Badovinac’s contribution reflected on the specificity of the archives built by some Eastern European artists about the 1990s, especially about the wars in the Balkans, and on the question of the impact that artists’ archives have on changing the understanding of historicizing, and consequently, of the museum.
In Eastern Europe, the transition from socialism to capitalism raised great expectations in many people, and hopes for a better life and more democracy. We awoke only later to the fact that, along with socialism, we had also lost security and a society of solidarity. At first, we were also not greatly affected by the loss of the shared cultural spaces of multinational states, such as the Soviet Union, Czechoslovakia and Yugoslavia; it was another loss we became aware of belatedly – when we first started using the Internet the whole world seemed to be at our fingertips. Of course, the matter was completely different when it came to the loss of lives in nationalistic wars on the territory of the former Yugoslavia – that loss struck us immediately and it struck us hard.
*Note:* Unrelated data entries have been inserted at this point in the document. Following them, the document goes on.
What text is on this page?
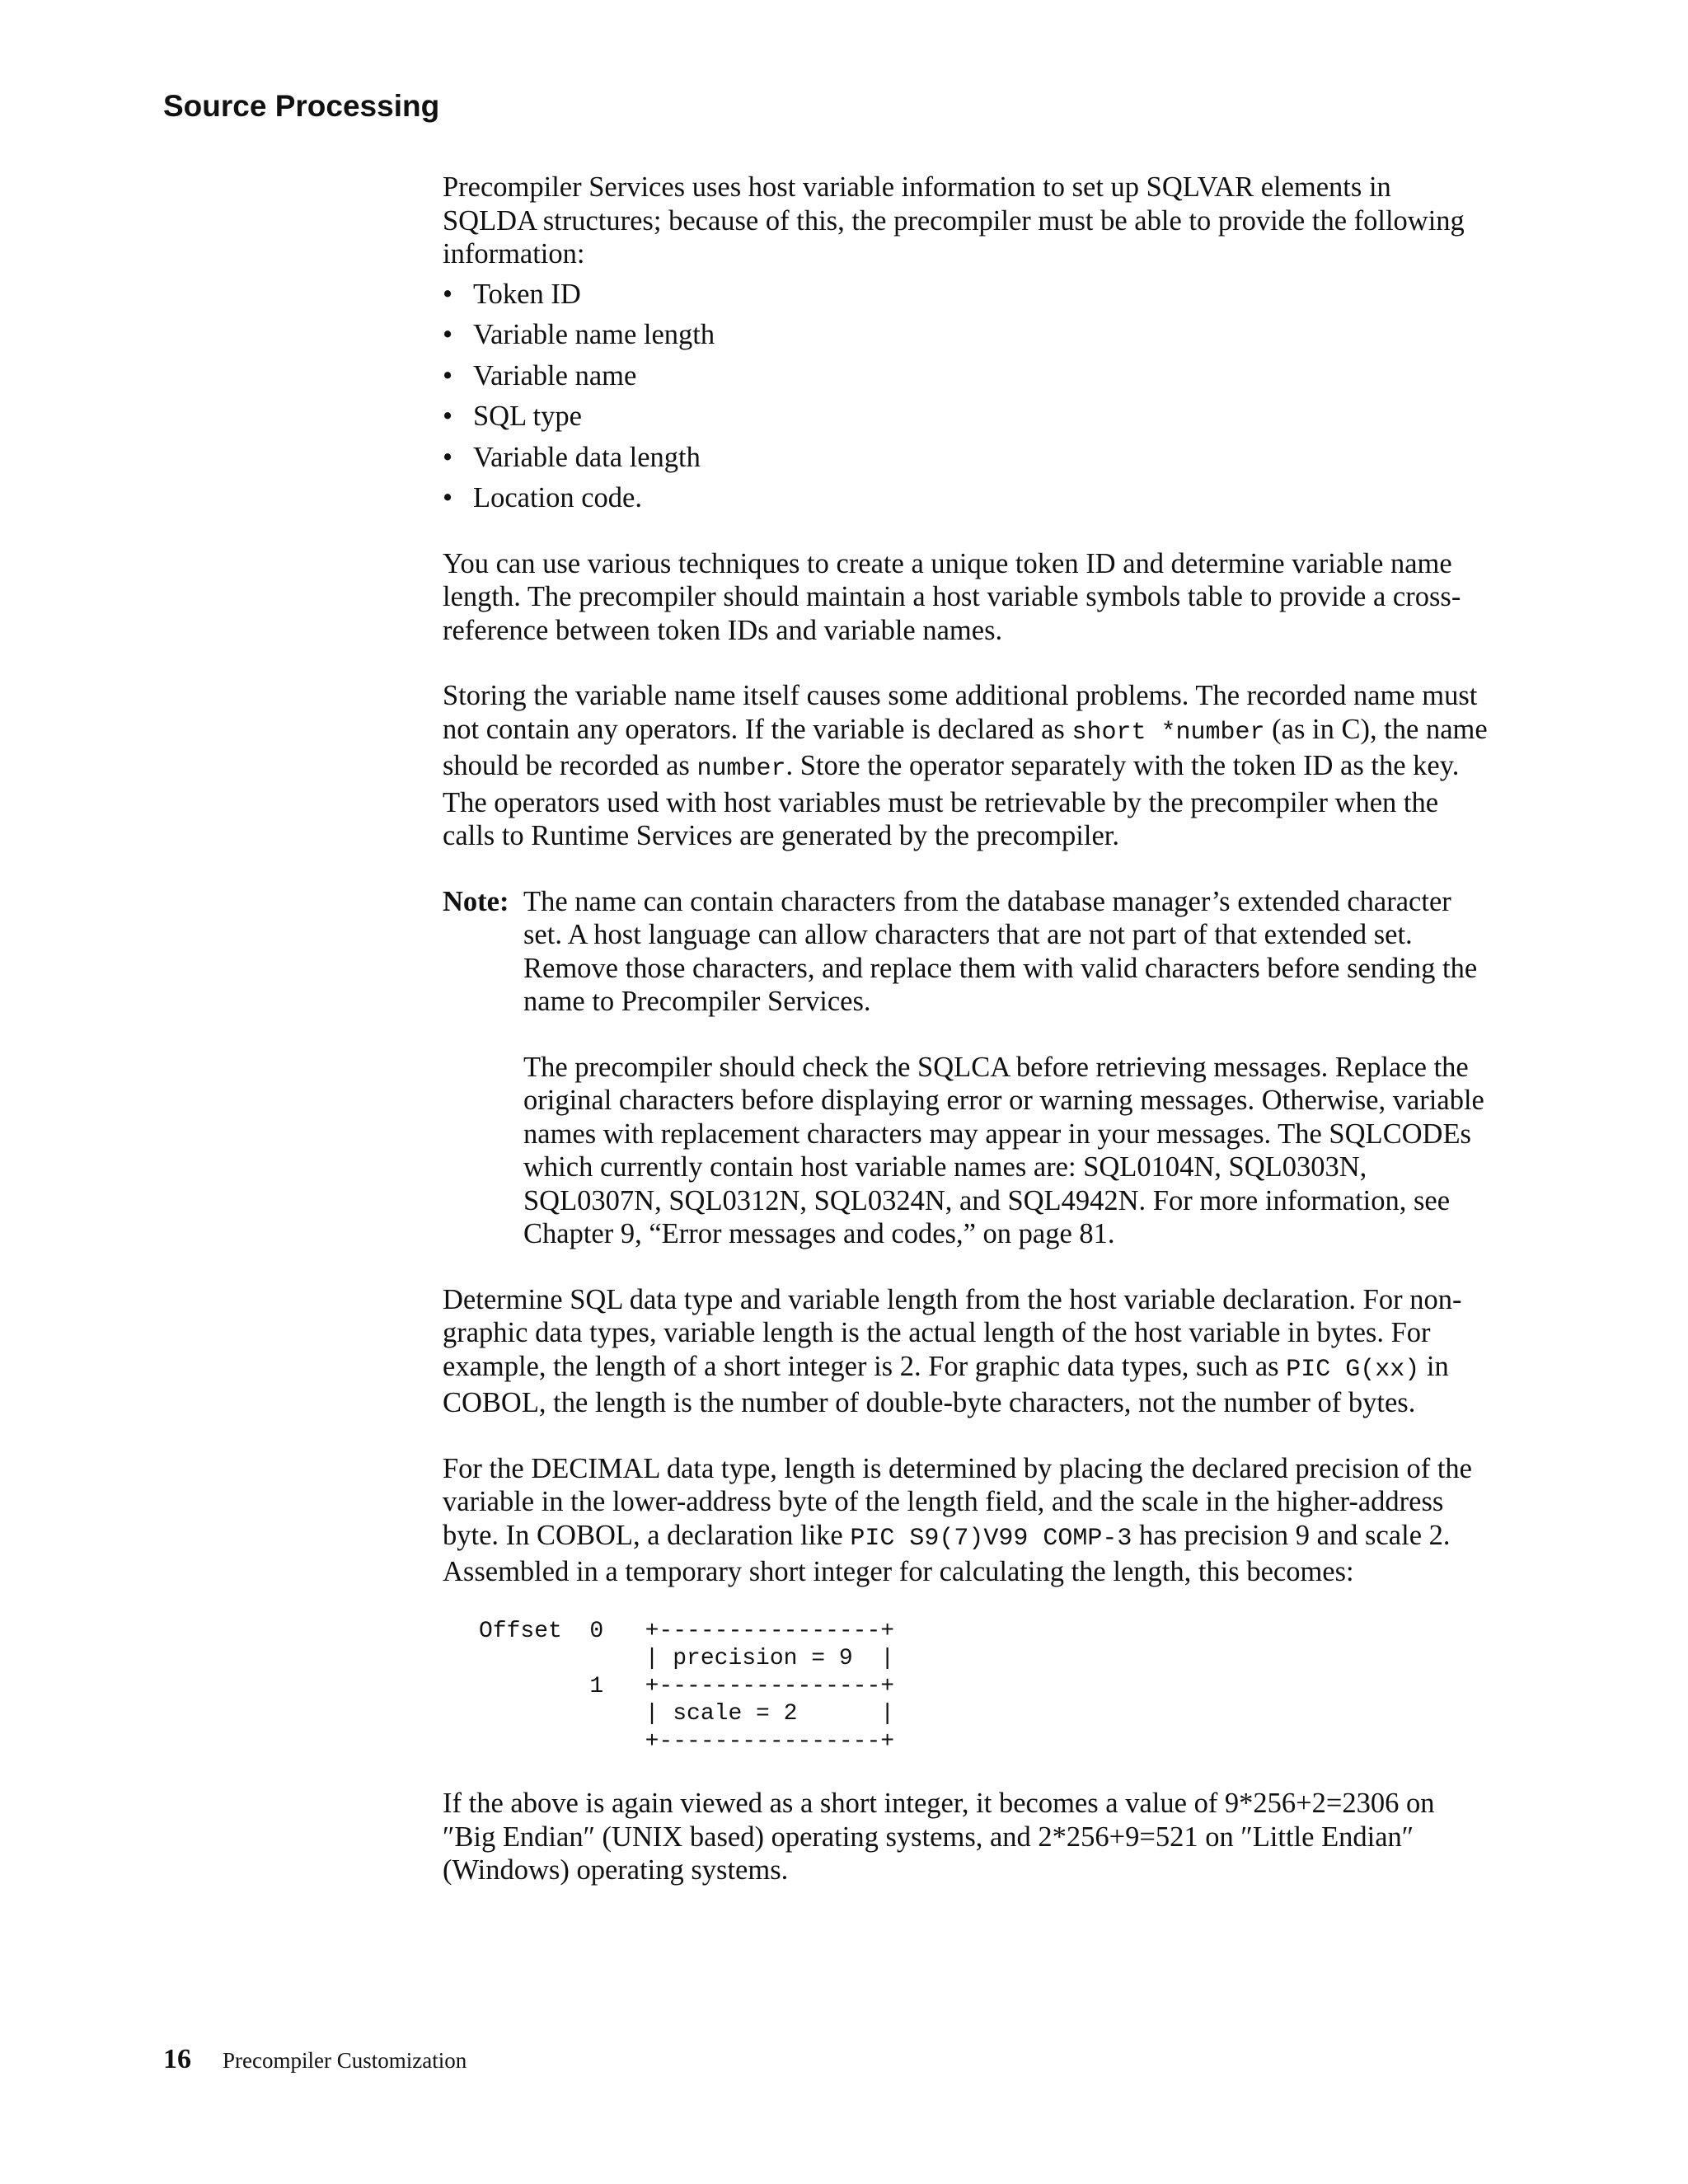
Source Processing

Precompiler Services uses host variable information to set up SQLVAR elements in SQLDA structures; because of this, the precompiler must be able to provide the following information:

• Token ID
• Variable name length
• Variable name
• SQL type
• Variable data length
• Location code.

You can use various techniques to create a unique token ID and determine variable name length. The precompiler should maintain a host variable symbols table to provide a cross-reference between token IDs and variable names.

Storing the variable name itself causes some additional problems. The recorded name must not contain any operators. If the variable is declared as short *number (as in C), the name should be recorded as number. Store the operator separately with the token ID as the key. The operators used with host variables must be retrievable by the precompiler when the calls to Runtime Services are generated by the precompiler.

Note: The name can contain characters from the database manager’s extended character set. A host language can allow characters that are not part of that extended set. Remove those characters, and replace them with valid characters before sending the name to Precompiler Services.

The precompiler should check the SQLCA before retrieving messages. Replace the original characters before displaying error or warning messages. Otherwise, variable names with replacement characters may appear in your messages. The SQLCODEs which currently contain host variable names are: SQL0104N, SQL0303N, SQL0307N, SQL0312N, SQL0324N, and SQL4942N. For more information, see Chapter 9, “Error messages and codes,” on page 81.

Determine SQL data type and variable length from the host variable declaration. For non-graphic data types, variable length is the actual length of the host variable in bytes. For example, the length of a short integer is 2. For graphic data types, such as PIC G(xx) in COBOL, the length is the number of double-byte characters, not the number of bytes.

For the DECIMAL data type, length is determined by placing the declared precision of the variable in the lower-address byte of the length field, and the scale in the higher-address byte. In COBOL, a declaration like PIC S9(7)V99 COMP-3 has precision 9 and scale 2. Assembled in a temporary short integer for calculating the length, this becomes:

Offset  0   +----------------+
| precision = 9  |
1   +----------------+
| scale = 2      |
+----------------+

If the above is again viewed as a short integer, it becomes a value of 9*256+2=2306 on ″Big Endian″ (UNIX based) operating systems, and 2*256+9=521 on ″Little Endian″ (Windows) operating systems.

16 Precompiler Customization
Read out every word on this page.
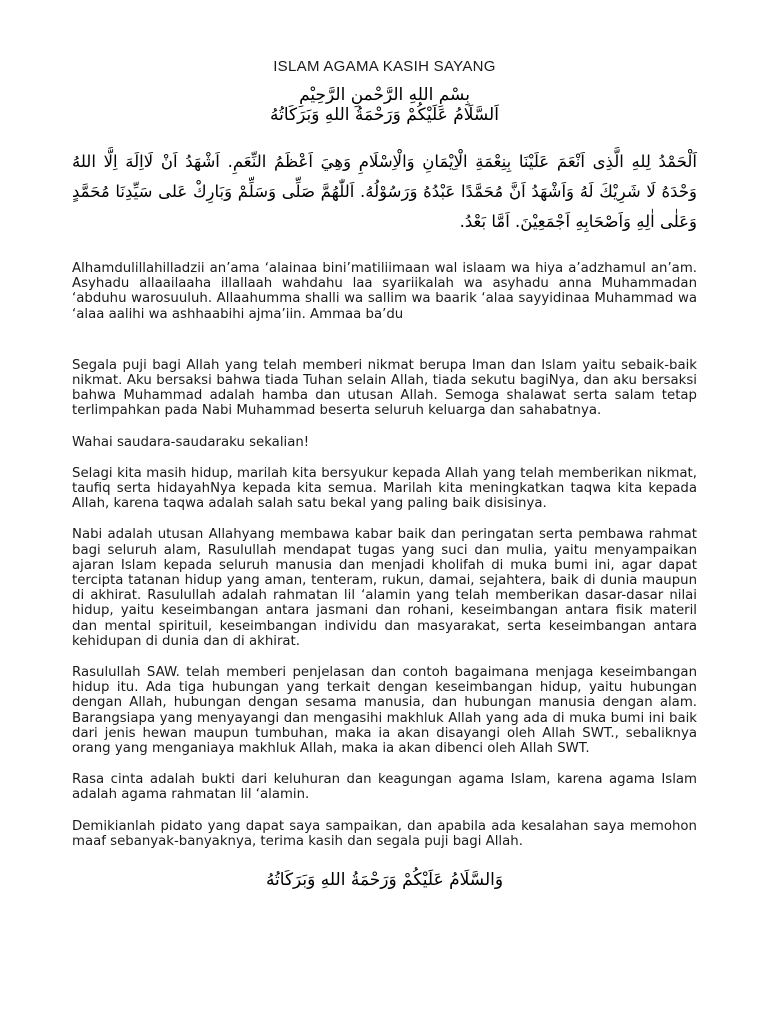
ISLAM AGAMA KASIH SAYANG
بِسْمِ اللهِ الرَّحْمنِ الرَّحِيْمِ
اَلسَّلَامُ عَلَيْكُمْ وَرَحْمَةُ اللهِ وَبَرَكَاتُهُ
اَلْحَمْدُ لِلهِ الَّذِى اَنْعَمَ عَلَيْنَا بِنِعْمَةِ الْاِيْمَانِ وَالْاِسْلَامِ وَهِيَ اَعْظَمُ النِّعَمِ. اَشْهَدُ اَنْ لَااِلَهَ اِلَّا اللهُ وَحْدَهُ لَا شَرِيْكَ لَهُ وَاَشْهَدُ اَنَّ مُحَمَّدًا عَبْدُهُ وَرَسُوْلُهُ. اَللّٰهُمَّ صَلِّى وَسَلِّمْ وَبَارِكْ عَلى سَيِّدِنَا مُحَمَّدٍ وَعَلٰى اٰلِهِ وَاَصْحَابِهِ اَجْمَعِيْنَ. اَمَّا بَعْدُ.

Alhamdulillahilladzii an’ama ‘alainaa bini’matiliimaan wal islaam wa hiya a’adzhamul an’am. Asyhadu allaailaaha illallaah wahdahu laa syariikalah wa asyhadu anna Muhammadan ‘abduhu warosuuluh. Allaahumma shalli wa sallim wa baarik ‘alaa sayyidinaa Muhammad wa ‘alaa aalihi wa ashhaabihi ajma’iin. Ammaa ba’du

Segala puji bagi Allah yang telah memberi nikmat berupa Iman dan Islam yaitu sebaik-baik nikmat. Aku bersaksi bahwa tiada Tuhan selain Allah, tiada sekutu bagiNya, dan aku bersaksi bahwa Muhammad adalah hamba dan utusan Allah. Semoga shalawat serta salam tetap terlimpahkan pada Nabi Muhammad beserta seluruh keluarga dan sahabatnya.

Wahai saudara-saudaraku sekalian!

Selagi kita masih hidup, marilah kita bersyukur kepada Allah yang telah memberikan nikmat, taufiq serta hidayahNya kepada kita semua. Marilah kita meningkatkan taqwa kita kepada Allah, karena taqwa adalah salah satu bekal yang paling baik disisinya.

Nabi adalah utusan Allahyang membawa kabar baik dan peringatan serta pembawa rahmat bagi seluruh alam, Rasulullah mendapat tugas yang suci dan mulia, yaitu menyampaikan ajaran Islam kepada seluruh manusia dan menjadi kholifah di muka bumi ini, agar dapat tercipta tatanan hidup yang aman, tenteram, rukun, damai, sejahtera, baik di dunia maupun di akhirat. Rasulullah adalah rahmatan lil ‘alamin yang telah memberikan dasar-dasar nilai hidup, yaitu keseimbangan antara jasmani dan rohani, keseimbangan antara fisik materil dan mental spirituil, keseimbangan individu dan masyarakat, serta keseimbangan antara kehidupan di dunia dan di akhirat.

Rasulullah SAW. telah memberi penjelasan dan contoh bagaimana menjaga keseimbangan hidup itu. Ada tiga hubungan yang terkait dengan keseimbangan hidup, yaitu hubungan dengan Allah, hubungan dengan sesama manusia, dan hubungan manusia dengan alam. Barangsiapa yang menyayangi dan mengasihi makhluk Allah yang ada di muka bumi ini baik dari jenis hewan maupun tumbuhan, maka ia akan disayangi oleh Allah SWT., sebaliknya orang yang menganiaya makhluk Allah, maka ia akan dibenci oleh Allah SWT.

Rasa cinta adalah bukti dari keluhuran dan keagungan agama Islam, karena agama Islam adalah agama rahmatan lil ‘alamin.

Demikianlah pidato yang dapat saya sampaikan, dan apabila ada kesalahan saya memohon maaf sebanyak-banyaknya, terima kasih dan segala puji bagi Allah.

وَالسَّلَامُ عَلَيْكُمْ وَرَحْمَةُ اللهِ وَبَرَكَاتُهُ
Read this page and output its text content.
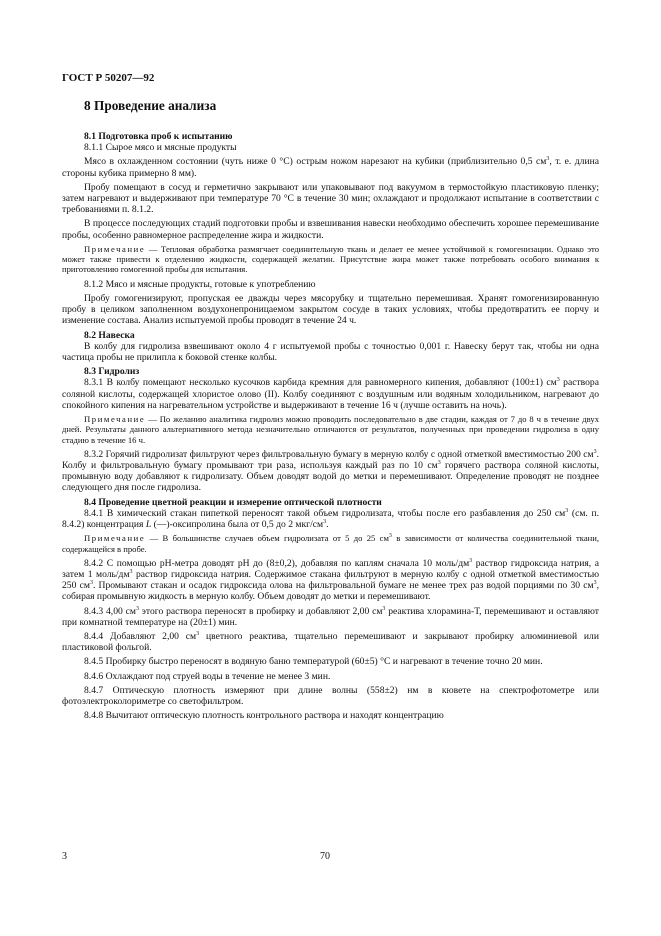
ГОСТ Р 50207—92
8 Проведение анализа

8.1 Подготовка проб к испытанию

8.1.1 Сырое мясо и мясные продукты

Мясо в охлажденном состоянии (чуть ниже 0 °С) острым ножом нарезают на кубики (приблизительно 0,5 $см^3$, т. е. длина стороны кубика примерно 8 мм).

Пробу помещают в сосуд и герметично закрывают или упаковывают под вакуумом в термостойкую пластиковую пленку; затем нагревают и выдерживают при температуре 70 °С в течение 30 мин; охлаждают и продолжают испытание в соответствии с требованиями п. 8.1.2.

В процессе последующих стадий подготовки пробы и взвешивания навески необходимо обеспечить хорошее перемешивание пробы, особенно равномерное распределение жира и жидкости.

Примечание — Тепловая обработка размягчает соединительную ткань и делает ее менее устойчивой к гомогенизации. Однако это может также привести к отделению жидкости, содержащей желатин. Присутствие жира может также потребовать особого внимания к приготовлению гомогенной пробы для испытания.

8.1.2 Мясо и мясные продукты, готовые к употреблению

Пробу гомогенизируют, пропуская ее дважды через мясорубку и тщательно перемешивая. Хранят гомогенизированную пробу в целиком заполненном воздухонепроницаемом закрытом сосуде в таких условиях, чтобы предотвратить ее порчу и изменение состава. Анализ испытуемой пробы проводят в течение 24 ч.

8.2 Навеска

В колбу для гидролиза взвешивают около 4 г испытуемой пробы с точностью 0,001 г. Навеску берут так, чтобы ни одна частица пробы не прилипла к боковой стенке колбы.

8.3 Гидролиз

8.3.1 В колбу помещают несколько кусочков карбида кремния для равномерного кипения, добавляют (100±1) $см^3$ раствора соляной кислоты, содержащей хлористое олово (II). Колбу соединяют с воздушным или водяным холодильником, нагревают до спокойного кипения на нагревательном устройстве и выдерживают в течение 16 ч (лучше оставить на ночь).

Примечание — По желанию аналитика гидролиз можно проводить последовательно в две стадии, каждая от 7 до 8 ч в течение двух дней. Результаты данного альтернативного метода незначительно отличаются от результатов, полученных при проведении гидролиза в одну стадию в течение 16 ч.

8.3.2 Горячий гидролизат фильтруют через фильтровальную бумагу в мерную колбу с одной отметкой вместимостью 200 $см^3$. Колбу и фильтровальную бумагу промывают три раза, используя каждый раз по 10 $см^3$ горячего раствора соляной кислоты, промывную воду добавляют к гидролизату. Объем доводят водой до метки и перемешивают. Определение проводят не позднее следующего дня после гидролиза.

8.4 Проведение цветной реакции и измерение оптической плотности

8.4.1 В химический стакан пипеткой переносят такой объем гидролизата, чтобы после его разбавления до 250 $см^3$ (см. п. 8.4.2) концентрация L (—)-оксипролина была от 0,5 до 2 мкг/$см^3$.

Примечание — В большинстве случаев объем гидролизата от 5 до 25 $см^3$ в зависимости от количества соединительной ткани, содержащейся в пробе.

8.4.2 С помощью рН-метра доводят рН до (8±0,2), добавляя по каплям сначала 10 моль/$дм^3$ раствор гидроксида натрия, а затем 1 моль/$дм^3$ раствор гидроксида натрия. Содержимое стакана фильтруют в мерную колбу с одной отметкой вместимостью 250 $см^3$. Промывают стакан и осадок гидроксида олова на фильтровальной бумаге не менее трех раз водой порциями по 30 $см^3$, собирая промывную жидкость в мерную колбу. Объем доводят до метки и перемешивают.

8.4.3 4,00 $см^3$ этого раствора переносят в пробирку и добавляют 2,00 $см^3$ реактива хлорамина-Т, перемешивают и оставляют при комнатной температуре на (20±1) мин.

8.4.4 Добавляют 2,00 $см^3$ цветного реактива, тщательно перемешивают и закрывают пробирку алюминиевой или пластиковой фольгой.

8.4.5 Пробирку быстро переносят в водяную баню температурой (60±5) °С и нагревают в течение точно 20 мин.

8.4.6 Охлаждают под струей воды в течение не менее 3 мин.

8.4.7 Оптическую плотность измеряют при длине волны (558±2) нм в кювете на спектрофотометре или фотоэлектроколориметре со светофильтром.

8.4.8 Вычитают оптическую плотность контрольного раствора и находят концентрацию

3	70
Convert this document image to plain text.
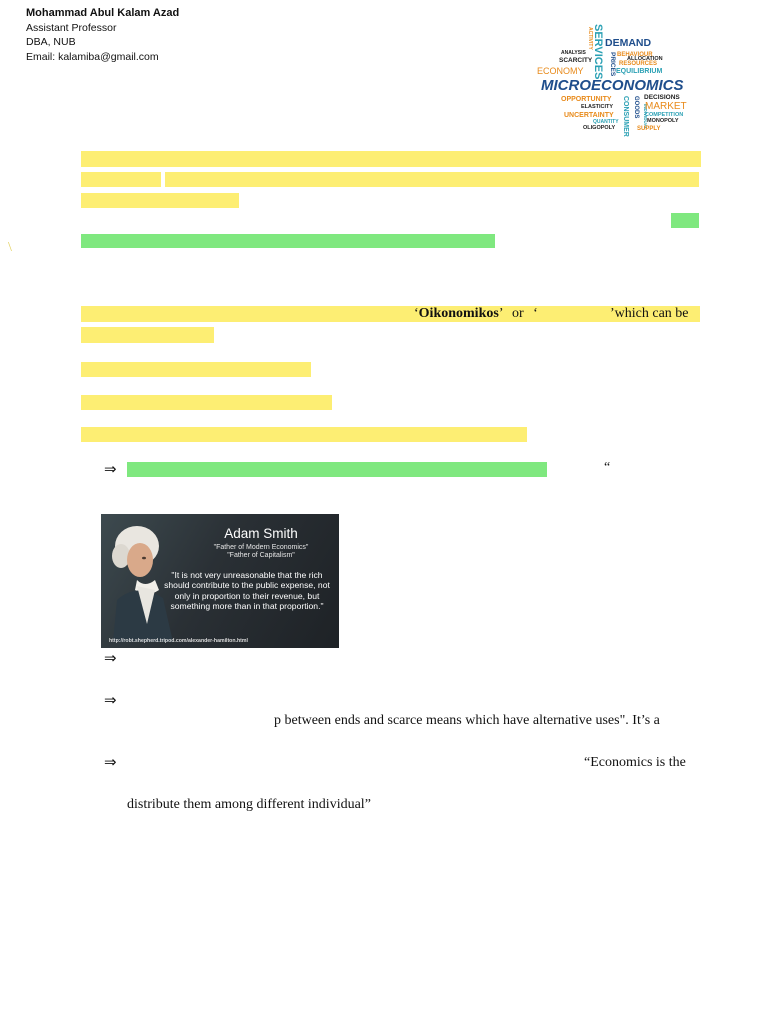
Mohammad Abul Kalam Azad
Assistant Professor
DBA, NUB
Email: kalamiba@gmail.com	SERVICES DEMAND
ANALYSIS
ACTIVITY
PRICES BEHAVIOUR
ALLOCATION
SCARCITY	RESOURCES
ECONOMY	EQUILIBRIUM
MICROECONOMICS
OPPORTUNITY CONSUMER GOODS DECISIONS
ELASTICITY	INDIVIDUAL
MARKET
UNCERTAINTY	COMPETITION
QUANTITY	MONOPOLY
OLIGOPOLY	SUPPLY
\
‘Oikonomikos’ or ‘	’which can be
⇒	“
Adam Smith
"Father of Modern Economics"
"Father of Capitalism"
"It is not very unreasonable that the rich should contribute to the public expense, not only in proportion to their revenue, but something more than in that proportion."
http://robt.shepherd.tripod.com/alexander-hamilton.html
⇒
⇒
p between ends and scarce means which have alternative uses". It’s a
⇒	“Economics is the
distribute them among different individual”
The statistics point to a big loss that indirectly refers also to the loss of memory, the memory of those who are not here anymore, and also the memory of things, the material evidence that disappeared. There was also a growing awareness that history – inasmuch as it had been framed at all – was already stolen. All of this contributed to the strong impulse to archive that arose in art in the 1990s. At the same time, there was this postmodern thought everywhere that we might lose the authenticity of our memories.